Freitag, 26. März 2010

Von Nelson nach Wellington



In Nelson habe ich dann abends noch ein paar Schwizer kennen gelernt,die mir netterweise angeboten haben, mich am naechsten Tag mit zur Faehre nach Picton zu nehmen. Da schlechtes Wetter angekuendigt war, habe ich dann auch schweren Herzens "See you" zum Trampers Rest gesagt und mich bei den beiden ins Auto gesetzt. Naja, sagen wir mal ins Auto gequetscht. Die beiden hatten einen Kombi, der mit tausenderlei Sachen vollgeladen war. U.a. hatten sie eine komplette Campingausruestung von dem Autovermieter an Bord, die sie zwar nicht brauchten, aber war halt umsonst dabei. Ich musste mir dann mit zwei Rucksaecken und Lebensmitteln und uebelriechenden Schuhen den Ruecksitz teilen. Dannn hat Martin noch den Abzweig verpasst, der eigentlich die schoenere Strecke an der Kueste gewesen waere (und um ca. 70 km kuerzer - allerdings ist ihm das erst 40 km spaeter aufgefallen) und dann waren wir auch irgendwann an der Faehre. Ich bin zwischen den Rucksaecken gar nciht weiter aufgefallen. Wenn Urs nicht die nette Dame an der Kontrolle auf den blinden Passagier auf demRuecksitz aufmerksam gemacht haette, waere ich wohl einfach so mitgefahren....

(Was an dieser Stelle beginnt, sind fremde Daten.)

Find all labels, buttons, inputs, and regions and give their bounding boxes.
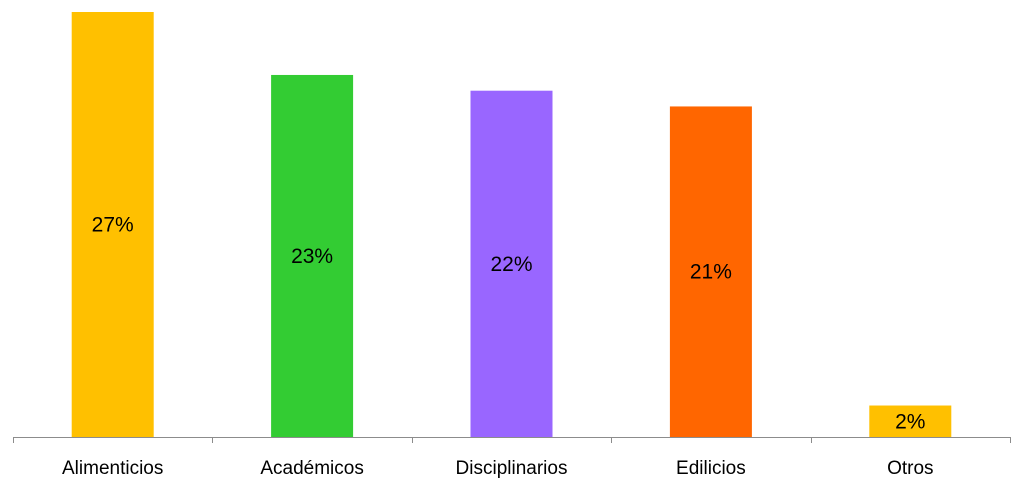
bar-otros [869, 405, 952, 437]
data-label: 22% [490, 253, 532, 276]
category-labels-group: Alimenticios Académicos Disciplinarios Edil… [62, 458, 934, 479]
category-label: Edilicios [676, 458, 746, 479]
category-label: Disciplinarios [456, 458, 568, 479]
data-labels-group: 27% 23% 22% 21% 2% [92, 214, 926, 434]
bar-disciplinarios [470, 90, 553, 437]
data-label: 2% [895, 410, 925, 433]
category-label: Otros [887, 458, 933, 479]
bar-edilicios [669, 106, 752, 437]
bar-alimenticios [71, 12, 154, 437]
data-label: 27% [92, 214, 134, 237]
category-label: Académicos [260, 458, 364, 479]
bar-académicos [271, 74, 354, 438]
data-label: 23% [291, 245, 333, 268]
category-label: Alimenticios [62, 458, 163, 479]
x-axis [13, 437, 1011, 443]
data-label: 21% [690, 261, 732, 284]
bars-group [71, 12, 952, 438]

Die Ueberfahrt war ein ziemlicher Horror. Windstaerke 7-8 und heftige Windboeen. Von der tollen Landschaft war ueberhaupt nix zu sehen. Wir haben dann 31 gespielt und ich habe gegen die Jungs natuerlich haushoch gewonnen. Ich habe quasi die deutsche Ehre vertedigt;-))
In Wellington angekommen, haben die beiden mich dann irgendwo am Hafen rausgelassen. Zwischenzeitlich wurde allerdings alles abgesperrt, so dass ich leider aus demHafengelaende nicht mehr rauskam. Nach ca. ner halben Stunde und einigen Wanderungen vor haushohen Absperrungen hat mich dann ein netter Hafenmitarbeiter aus dem Gefaengnis entlassen.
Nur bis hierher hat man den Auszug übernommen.